In a bid to form a new government, Leaders of France’s leftwing coalition have demanded that Emmanuel Macron agrees to let them form the country’s new government as the president holds a series of meetings to break the six-week political deadlock.

Macron has already rejected the New Popular Front’s (NFP) candidate to be appointed prime minister, saying he wants a government leader with “broad and stable” support to avoid a parliamentary vote of no confidence that would cause further political chaos.

NFP representatives have accused the president of dragging his feet over appointing a new PM, accusing him of “serious and damaging inaction” and failing to accept the results of the snap general election he called.

France has been in a political stalemate since the beginning of July after the legislative election failed to produce a majority. The vote divided the Assemblée Nationale, the lower house of parliament, into three roughly equal blocs – left, centre and far right – none of which has a working majority.

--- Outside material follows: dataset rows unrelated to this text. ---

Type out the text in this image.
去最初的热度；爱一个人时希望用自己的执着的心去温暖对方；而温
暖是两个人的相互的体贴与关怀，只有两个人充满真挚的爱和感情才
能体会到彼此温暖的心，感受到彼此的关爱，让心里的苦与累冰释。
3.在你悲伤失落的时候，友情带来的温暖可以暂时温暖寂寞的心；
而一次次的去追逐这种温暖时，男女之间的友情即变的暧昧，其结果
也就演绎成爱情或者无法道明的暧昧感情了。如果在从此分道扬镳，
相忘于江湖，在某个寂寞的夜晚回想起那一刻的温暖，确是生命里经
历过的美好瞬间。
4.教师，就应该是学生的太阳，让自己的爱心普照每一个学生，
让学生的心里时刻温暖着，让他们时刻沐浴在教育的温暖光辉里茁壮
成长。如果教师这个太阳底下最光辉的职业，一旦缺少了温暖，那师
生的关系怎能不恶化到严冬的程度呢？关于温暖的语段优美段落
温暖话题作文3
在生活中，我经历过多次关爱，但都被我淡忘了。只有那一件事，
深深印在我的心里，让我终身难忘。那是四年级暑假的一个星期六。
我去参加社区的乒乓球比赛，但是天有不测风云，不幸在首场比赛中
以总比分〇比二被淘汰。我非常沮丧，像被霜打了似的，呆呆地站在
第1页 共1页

The centrist government, led by Gabriel Attal, resigned after the July election, but has remained to oversee a minimum service administration during the Olympic “truce” called by the president.

The parties have been invited to the Elysee based on the number of MPs they had elected for what the spokesperson said were hoped to be “loyal and sincere consultation with the aim of moving things forward in the interest of the country”.

On Friday morning, Macron will meet representatives of the NFP, the leftwing alliance created to see off the threat of a far-right National Rally victory in the second-round vote.

The NFP, an uneasy coalition of the hard-left France Unbowed (La France Insoumise), the Socialist party and the Greens and Communist parties, has proposed civil servant Lucie Castets, 37, as its preferred candidate to become PM and she will accompany the group to the meeting. Macron has already rejected her nomination.

Macron will then meet members of centre and centre-right parties including the conservative Les Républicains on Friday afternoon and far-right representatives including those from the National Rally on Monday.

Centrists, conservative right and far-right parties have threatened a no-confidence motion if the next government is led by a member of France Unbowed.

France Unbowed has made the same threat if the new PM is not an NFP candidate. The NFP won the most seats, 193, but considerably short of the 289 required for an absolute majority. Within the NFP, France Unbowed gained the largest number of seats.

Before the meetings, an Elysée spokesperson was unable to indicate when a new PM would be named.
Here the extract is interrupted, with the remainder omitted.